About the Tandem Meetings

The Tandem Meetings I Transplantation & Cellular Therapy Meetings of ASTCT and CIBMTR are the combined annual meetings of the American Society for Transplantation and Cellular Therapy (ASTCT) and the Center for International Blood & Marrow Transplant Research (CIBMTR). Administrators, clinicians, data manager / clinical research professionals, fellows-in-training, investigators, laboratory technicians, MD/PhDs, nurses, nurse practitioners, pharmacists, physician assistants, and other allied health professional attendees benefit from a full scientific program that addresses the most timely issues in hematopoietic cell transplantation and cellular therapy.

About Iomab-B

Iomab-B (I-131 apamistamab), via the monoclonal antibody apamistamab, targets CD45, an antigen widely expressed on leukemia and lymphoma cancer cells, immune cells and bone marrow stem cells. Apamistamab is linked to the radioisotope iodine-131 (I-131) and once attached to its target cells emits energy that travels about 100 cell lengths, destroying a patient’s cancer cells and ablating their bone marrow. By carrying iodine-131 directly to the bone marrow in a targeted manner, Iomab-B may avoid the side effects of non-targeted chemotherapy and external radiation on most healthy tissues while effectively killing the patient’s cancer (induction) and marrow cells (myeloablation) including those in bone marrow niches due to the "crossfire" effect enabled by the I-131 radioisotope.

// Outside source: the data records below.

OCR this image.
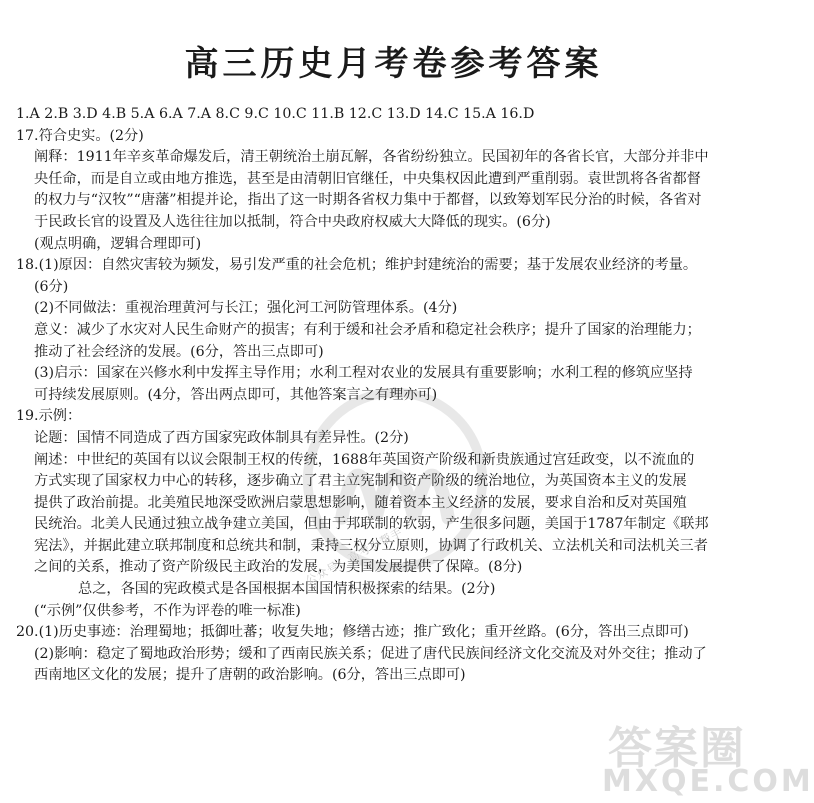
高三历史月考卷参考答案
1.A 2.B 3.D 4.B 5.A 6.A 7.A 8.C 9.C 10.C 11.B 12.C 13.D 14.C 15.A 16.D
17.符合史实。(2分)
阐释：1911年辛亥革命爆发后，清王朝统治土崩瓦解，各省纷纷独立。民国初年的各省长官，大部分并非中
央任命，而是自立或由地方推选，甚至是由清朝旧官继任，中央集权因此遭到严重削弱。袁世凯将各省都督
的权力与“汉牧”“唐藩”相提并论，指出了这一时期各省权力集中于都督，以致筹划军民分治的时候，各省对
于民政长官的设置及人选往往加以抵制，符合中央政府权威大大降低的现实。(6分)
(观点明确，逻辑合理即可)
18.(1)原因：自然灾害较为频发，易引发严重的社会危机；维护封建统治的需要；基于发展农业经济的考量。
(6分)
(2)不同做法：重视治理黄河与长江；强化河工河防管理体系。(4分)
意义：减少了水灾对人民生命财产的损害；有利于缓和社会矛盾和稳定社会秩序；提升了国家的治理能力；
推动了社会经济的发展。(6分，答出三点即可)
(3)启示：国家在兴修水利中发挥主导作用；水利工程对农业的发展具有重要影响；水利工程的修筑应坚持
可持续发展原则。(4分，答出两点即可，其他答案言之有理亦可)
19.示例：
论题：国情不同造成了西方国家宪政体制具有差异性。(2分)
阐述：中世纪的英国有以议会限制王权的传统，1688年英国资产阶级和新贵族通过宫廷政变，以不流血的
方式实现了国家权力中心的转移，逐步确立了君主立宪制和资产阶级的统治地位，为英国资本主义的发展
提供了政治前提。北美殖民地深受欧洲启蒙思想影响，随着资本主义经济的发展，要求自治和反对英国殖
民统治。北美人民通过独立战争建立美国，但由于邦联制的软弱，产生很多问题，美国于1787年制定《联邦
宪法》，并据此建立联邦制度和总统共和制，秉持三权分立原则，协调了行政机关、立法机关和司法机关三者
之间的关系，推动了资产阶级民主政治的发展，为美国发展提供了保障。(8分)
总之，各国的宪政模式是各国根据本国国情积极探索的结果。(2分)
(“示例”仅供参考，不作为评卷的唯一标准)
20.(1)历史事迹：治理蜀地；抵御吐蕃；收复失地；修缮古迹；推广致化；重开丝路。(6分，答出三点即可)
(2)影响：稳定了蜀地政治形势；缓和了西南民族关系；促进了唐代民族间经济文化交流及对外交往；推动了
西南地区文化的发展；提升了唐朝的政治影响。(6分，答出三点即可)
公众号：高考小帮手
答案圈
MXQE.COM
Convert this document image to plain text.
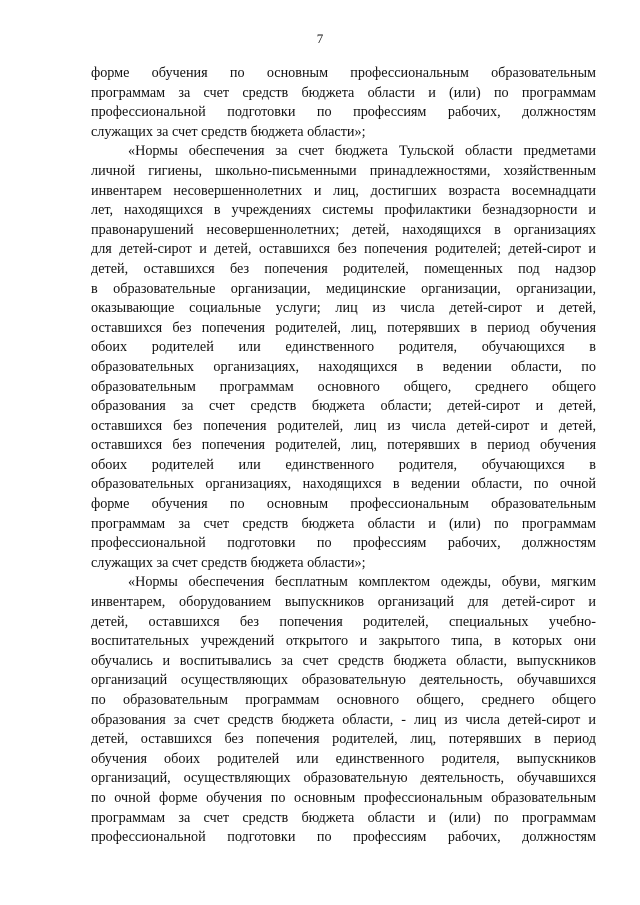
7
форме обучения по основным профессиональным образовательным
программам за счет средств бюджета области и (или) по программам
профессиональной подготовки по профессиям рабочих, должностям
служащих за счет средств бюджета области»;
«Нормы обеспечения за счет бюджета Тульской области предметами
личной гигиены, школьно-письменными принадлежностями, хозяйственным
инвентарем несовершеннолетних и лиц, достигших возраста восемнадцати
лет, находящихся в учреждениях системы профилактики безнадзорности и
правонарушений несовершеннолетних; детей, находящихся в организациях
для детей-сирот и детей, оставшихся без попечения родителей; детей-сирот и
детей, оставшихся без попечения родителей, помещенных под надзор
в образовательные организации, медицинские организации, организации,
оказывающие социальные услуги; лиц из числа детей-сирот и детей,
оставшихся без попечения родителей, лиц, потерявших в период обучения
обоих родителей или единственного родителя, обучающихся в
образовательных организациях, находящихся в ведении области, по
образовательным программам основного общего, среднего общего
образования за счет средств бюджета области; детей-сирот и детей,
оставшихся без попечения родителей, лиц из числа детей-сирот и детей,
оставшихся без попечения родителей, лиц, потерявших в период обучения
обоих родителей или единственного родителя, обучающихся в
образовательных организациях, находящихся в ведении области, по очной
форме обучения по основным профессиональным образовательным
программам за счет средств бюджета области и (или) по программам
профессиональной подготовки по профессиям рабочих, должностям
служащих за счет средств бюджета области»;
«Нормы обеспечения бесплатным комплектом одежды, обуви, мягким
инвентарем, оборудованием выпускников организаций для детей-сирот и
детей, оставшихся без попечения родителей, специальных учебно-
воспитательных учреждений открытого и закрытого типа, в которых они
обучались и воспитывались за счет средств бюджета области, выпускников
организаций осуществляющих образовательную деятельность, обучавшихся
по образовательным программам основного общего, среднего общего
образования за счет средств бюджета области, - лиц из числа детей-сирот и
детей, оставшихся без попечения родителей, лиц, потерявших в период
обучения обоих родителей или единственного родителя, выпускников
организаций, осуществляющих образовательную деятельность, обучавшихся
по очной форме обучения по основным профессиональным образовательным
программам за счет средств бюджета области и (или) по программам
профессиональной подготовки по профессиям рабочих, должностям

Iomab-B was licensed from the Fred Hutchinson Cancer Research Center where it was studied in nearly 300 patients, in multiple clinical trials in 6 blood cancer indications. Iomab-B is being studied in the pivotal Phase 3 SIERRA (Study of Iomab-B in Relapsed or Refractory AML) trial, a 150-patient, randomized controlled clinical trial in patients with active, relapsed or refractory Acute Myeloid Leukemia (AML) who are age 55 and above. If granted approval, Iomab-B is intended to prepare and condition patients for a bone marrow transplant, also referred to as a hematopoietic stem cell transplant, in a potentially more efficacious manner and with a more beneficial safety profile than the non-targeted intensive chemotherapy conditioning that is the current standard of care in bone marrow transplant conditioning. A bone marrow transplant is often considered the only potential cure for patients with certain blood-borne cancers and blood disorders. Iomab-B has been granted Orphan Drug Designation from the U.S. FDA and the European Medicines Agency (EMA). Iomab-B also has patent terms extending to at least 2036/2037 in the US and EU. In addition, Actinium received positive Scientific Advice from the Committee for Medicinal Products for Human Use (CHMP) of the EMA indicating that the Phase 3 SIERRA trial design, primary endpoint and planned statistical analysis are acceptable as the basis for a Marketing Authorization Application.

About the SIERRA Phase 3 Trial

The SIERRA trial is a 150-patient, randomized clinical trial, studying Iomab-B compared to physician’s choice of salvage therapy in patients with active, relapsed or refractory acute myeloid leukemia (r/r AML) age 55 and above. The SIERRA trial completed enrollment in the third quarter of 2021 with the last patient receiving a BMT in the fourth quarter of 2021. Topline data from the SIERRA trial is expected in the third quarter of 2022. In SIERRA, patients receiving Iomab-B, those achieving a remission after salvage therapy or those patients not achieving remission after salvage therapy that crossed over to receive Iomab-B were offered a BMT, which is the only treatment option with curative potential for patients with active r/r AML. The SIERRA trial is the only randomized Phase 3 trial to offer BMT to this patient population. The control arm of SIERRA included over 20 single agents or combination treatment options based on physician’s choice, including salvage chemotherapy and recently approved targeted agents including Bcl-2 inhibitor (Venetoclax), FLT3 inhibitors and IDH 1/2 inhibitors as there is no standard of care for this patient population. The SIERRA trial enrolled patients at 24 leading transplant centers in the United States and Canada.